= Mailänder Dom (Fassade), Mailand =

Photograph by Thomas Struth

Mailänder Dom (Fassade), Mailand, in English: Milan Cathedral (Façade), Milan, is a color photograph taken by German photographer Thomas Struth, in 1998. It has a ten prints edition.

==History and description==
Struth dedicated a large part of his work to the depiction of museums and monuments, with the presence of their visitors. Most of the time he took photographs of their interior, while in this case, he captures part of the façade of the Milan Cathedral, with several people nearby. Struth lived in Italy, where he experienced their artistic and religious world. The depiction of ancient historical cathedrals had been the subject of many painters of the past, especially in the 19th century, such as Carlo Canella, who painted then the Milan Cathedral. At the same time, some of the first photographers also took pictures of churches and cathedrals, like Louis-Auguste Bisson and Auguste-Rosalie Bisson, who took a photograph of the Cathedral of Notre Dame, Paris, c. 1853, which is devoided of human presence, unlike Struth's work.

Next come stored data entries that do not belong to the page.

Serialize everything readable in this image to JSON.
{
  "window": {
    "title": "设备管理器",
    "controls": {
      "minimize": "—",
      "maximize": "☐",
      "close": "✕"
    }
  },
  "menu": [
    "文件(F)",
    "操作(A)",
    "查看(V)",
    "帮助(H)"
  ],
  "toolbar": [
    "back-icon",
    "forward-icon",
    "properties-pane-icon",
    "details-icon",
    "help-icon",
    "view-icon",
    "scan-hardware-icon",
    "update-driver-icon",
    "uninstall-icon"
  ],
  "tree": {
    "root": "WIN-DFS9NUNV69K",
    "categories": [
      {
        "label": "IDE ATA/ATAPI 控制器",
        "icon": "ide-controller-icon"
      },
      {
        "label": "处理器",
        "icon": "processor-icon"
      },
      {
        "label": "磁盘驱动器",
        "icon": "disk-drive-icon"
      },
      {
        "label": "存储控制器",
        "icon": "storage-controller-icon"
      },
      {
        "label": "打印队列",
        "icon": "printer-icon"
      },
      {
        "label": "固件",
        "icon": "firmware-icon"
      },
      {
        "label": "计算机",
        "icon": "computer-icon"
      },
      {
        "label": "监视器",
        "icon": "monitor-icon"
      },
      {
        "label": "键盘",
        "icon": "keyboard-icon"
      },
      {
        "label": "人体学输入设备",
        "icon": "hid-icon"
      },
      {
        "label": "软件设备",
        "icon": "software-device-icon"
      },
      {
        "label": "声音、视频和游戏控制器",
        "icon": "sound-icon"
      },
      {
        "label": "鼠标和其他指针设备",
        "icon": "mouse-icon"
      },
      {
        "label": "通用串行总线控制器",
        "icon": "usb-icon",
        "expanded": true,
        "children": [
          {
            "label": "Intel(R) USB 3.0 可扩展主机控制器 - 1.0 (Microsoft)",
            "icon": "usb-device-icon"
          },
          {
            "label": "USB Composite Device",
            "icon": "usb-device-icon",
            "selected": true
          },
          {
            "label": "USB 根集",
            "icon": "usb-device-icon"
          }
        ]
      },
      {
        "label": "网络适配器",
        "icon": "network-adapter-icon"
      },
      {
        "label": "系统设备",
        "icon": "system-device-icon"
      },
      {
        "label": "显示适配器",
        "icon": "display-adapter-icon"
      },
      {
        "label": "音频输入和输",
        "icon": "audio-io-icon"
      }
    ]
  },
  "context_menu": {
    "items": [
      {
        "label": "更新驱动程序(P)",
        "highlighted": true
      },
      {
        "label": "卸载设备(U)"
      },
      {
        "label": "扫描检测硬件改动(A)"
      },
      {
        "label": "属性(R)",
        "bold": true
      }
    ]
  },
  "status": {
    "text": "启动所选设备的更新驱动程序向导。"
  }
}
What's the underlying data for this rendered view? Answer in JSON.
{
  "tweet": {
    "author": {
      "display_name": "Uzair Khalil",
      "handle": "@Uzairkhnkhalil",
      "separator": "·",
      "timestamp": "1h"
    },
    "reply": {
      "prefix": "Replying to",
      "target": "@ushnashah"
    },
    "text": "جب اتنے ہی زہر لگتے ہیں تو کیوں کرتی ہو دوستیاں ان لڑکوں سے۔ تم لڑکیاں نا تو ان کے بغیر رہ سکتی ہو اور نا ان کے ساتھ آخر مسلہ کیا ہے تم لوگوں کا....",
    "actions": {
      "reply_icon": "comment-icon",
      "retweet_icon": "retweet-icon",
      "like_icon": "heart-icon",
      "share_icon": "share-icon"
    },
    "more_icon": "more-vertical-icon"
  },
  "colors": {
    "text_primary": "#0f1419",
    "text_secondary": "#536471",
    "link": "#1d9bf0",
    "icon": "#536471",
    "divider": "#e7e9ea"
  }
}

Struth's current photograph has some similarities with the work of Canella. The cathedral occupies three-fourths of the picture, and its historical and artistic presence is massive and dominates the picture, while it also serves as the background for the life of the city, with the vivid presence of passers-by, devotees, and tourists.

The Metropolitan Museum of Art website states that "This photograph of the Milan Cathedral in bright sunlight laminates onto a single plane the timelessness of the twisting figures decorating a façade that developed over nearly three centuries with the ephemeral passage of noonday loungers, strollers, and sunbathers."

==Art market==
A print of the photograph sold for $565,000 at Christie's New York, on 13 May 2008.

==Public collections==
There are prints of the photograph at the Metropolitan Museum of Art, in New York, and at the Gund Gallery of the Kenyon College, in Gambier, Ohio.